Q. 23 The solubility product (Ksp) of Mg(OH)2 at 25°C is 5.6 × 10−11. Its solubility in water is S × 10−2 g/L, where the value of S is ____ (up to two decimal places). (Given: Molecular weight of Mg(OH)2 = 58.3 g mol−1)
Step-by-Step Calculation
Mg(OH)2 dissociates as Mg(OH)2(s) ⇌ Mg2+(aq) + 2OH–(aq), so Ksp = [Mg2+][OH–]2 = S × (2S)2 = 4S3.
Solve 4S3 = 5.6 × 10-11: S3 = 1.4 × 10-11, S = (1.4 × 10-11)1/3 ≈ 2.41 × 10-4 mol/L.
Convert to g/L: (2.41 × 10-4 mol/L) × 58.3 g/mol ≈ 0.01405 g/L = 1.405 × 10-2 g/L.
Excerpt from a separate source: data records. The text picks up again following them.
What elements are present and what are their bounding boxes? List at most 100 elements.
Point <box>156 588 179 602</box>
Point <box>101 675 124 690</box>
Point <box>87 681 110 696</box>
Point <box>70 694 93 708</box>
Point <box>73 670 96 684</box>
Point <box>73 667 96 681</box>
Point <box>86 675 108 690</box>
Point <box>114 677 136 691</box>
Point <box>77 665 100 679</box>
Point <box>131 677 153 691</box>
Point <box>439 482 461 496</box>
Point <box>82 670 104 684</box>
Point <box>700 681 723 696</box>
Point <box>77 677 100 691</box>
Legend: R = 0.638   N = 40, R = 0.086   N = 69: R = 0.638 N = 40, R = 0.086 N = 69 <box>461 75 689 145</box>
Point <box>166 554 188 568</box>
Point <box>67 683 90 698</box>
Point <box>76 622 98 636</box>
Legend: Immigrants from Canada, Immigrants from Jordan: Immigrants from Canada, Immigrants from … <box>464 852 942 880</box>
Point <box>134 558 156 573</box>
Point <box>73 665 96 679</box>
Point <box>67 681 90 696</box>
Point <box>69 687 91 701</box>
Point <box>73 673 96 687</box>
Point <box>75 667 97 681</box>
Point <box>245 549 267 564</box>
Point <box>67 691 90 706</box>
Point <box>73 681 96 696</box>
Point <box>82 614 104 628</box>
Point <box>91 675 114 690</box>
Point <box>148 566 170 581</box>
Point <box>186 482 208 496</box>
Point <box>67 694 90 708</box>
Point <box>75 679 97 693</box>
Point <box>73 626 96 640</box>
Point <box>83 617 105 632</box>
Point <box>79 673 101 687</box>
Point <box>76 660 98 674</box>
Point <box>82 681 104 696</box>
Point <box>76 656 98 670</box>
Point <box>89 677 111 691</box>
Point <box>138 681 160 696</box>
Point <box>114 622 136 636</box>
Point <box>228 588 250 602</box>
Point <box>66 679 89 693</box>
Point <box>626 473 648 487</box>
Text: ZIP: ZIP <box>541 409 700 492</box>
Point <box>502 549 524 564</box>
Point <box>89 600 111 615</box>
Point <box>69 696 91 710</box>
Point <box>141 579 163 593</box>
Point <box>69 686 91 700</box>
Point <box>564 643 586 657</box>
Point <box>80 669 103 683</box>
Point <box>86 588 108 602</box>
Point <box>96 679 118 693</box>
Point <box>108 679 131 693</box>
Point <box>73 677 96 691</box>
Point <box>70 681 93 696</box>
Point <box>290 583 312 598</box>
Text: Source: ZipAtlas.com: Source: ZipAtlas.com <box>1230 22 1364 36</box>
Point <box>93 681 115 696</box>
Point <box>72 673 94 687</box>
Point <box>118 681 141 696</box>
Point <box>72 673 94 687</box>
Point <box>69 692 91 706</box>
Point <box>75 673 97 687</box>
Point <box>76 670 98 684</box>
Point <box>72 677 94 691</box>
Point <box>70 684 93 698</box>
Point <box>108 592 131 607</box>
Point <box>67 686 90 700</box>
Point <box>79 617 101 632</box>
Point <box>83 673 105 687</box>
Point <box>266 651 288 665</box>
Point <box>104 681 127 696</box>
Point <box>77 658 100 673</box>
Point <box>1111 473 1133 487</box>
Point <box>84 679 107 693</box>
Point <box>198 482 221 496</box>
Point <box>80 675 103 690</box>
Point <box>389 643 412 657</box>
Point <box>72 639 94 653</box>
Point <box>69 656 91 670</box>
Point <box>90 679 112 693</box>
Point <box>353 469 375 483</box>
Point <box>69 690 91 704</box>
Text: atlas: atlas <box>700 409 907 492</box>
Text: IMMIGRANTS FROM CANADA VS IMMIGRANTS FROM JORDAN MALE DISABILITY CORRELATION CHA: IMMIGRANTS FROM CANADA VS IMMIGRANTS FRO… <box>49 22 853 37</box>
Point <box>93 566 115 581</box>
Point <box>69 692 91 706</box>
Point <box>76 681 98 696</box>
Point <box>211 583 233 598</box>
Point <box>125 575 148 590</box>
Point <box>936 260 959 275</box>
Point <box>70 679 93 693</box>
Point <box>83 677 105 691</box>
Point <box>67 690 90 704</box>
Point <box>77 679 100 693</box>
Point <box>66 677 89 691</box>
Exact calculation: Smolar = [5.6×10-11 / 4]1/3 = [1.4×10-11]1/3.
S = 2.408 × 10-4 mol/L, mass solubility = 2.408×10-4 × 58.3 ≈ 0.01403664 g/L = 1.40 × 10-2 g/L, thus S = 1.40.
Common Options Explained
- 1.10: Underestimates S3 factor, common if using Ksp=1.8×10-11 instead.
- 1.40 (Correct): Matches given Ksp=5.6×10-11 and MW=58.3 precisely.
- 1.75: Assumes 2S3 error (for 1:1 electrolyte).
- 2.10: From older Ksp≈1×10-10 values.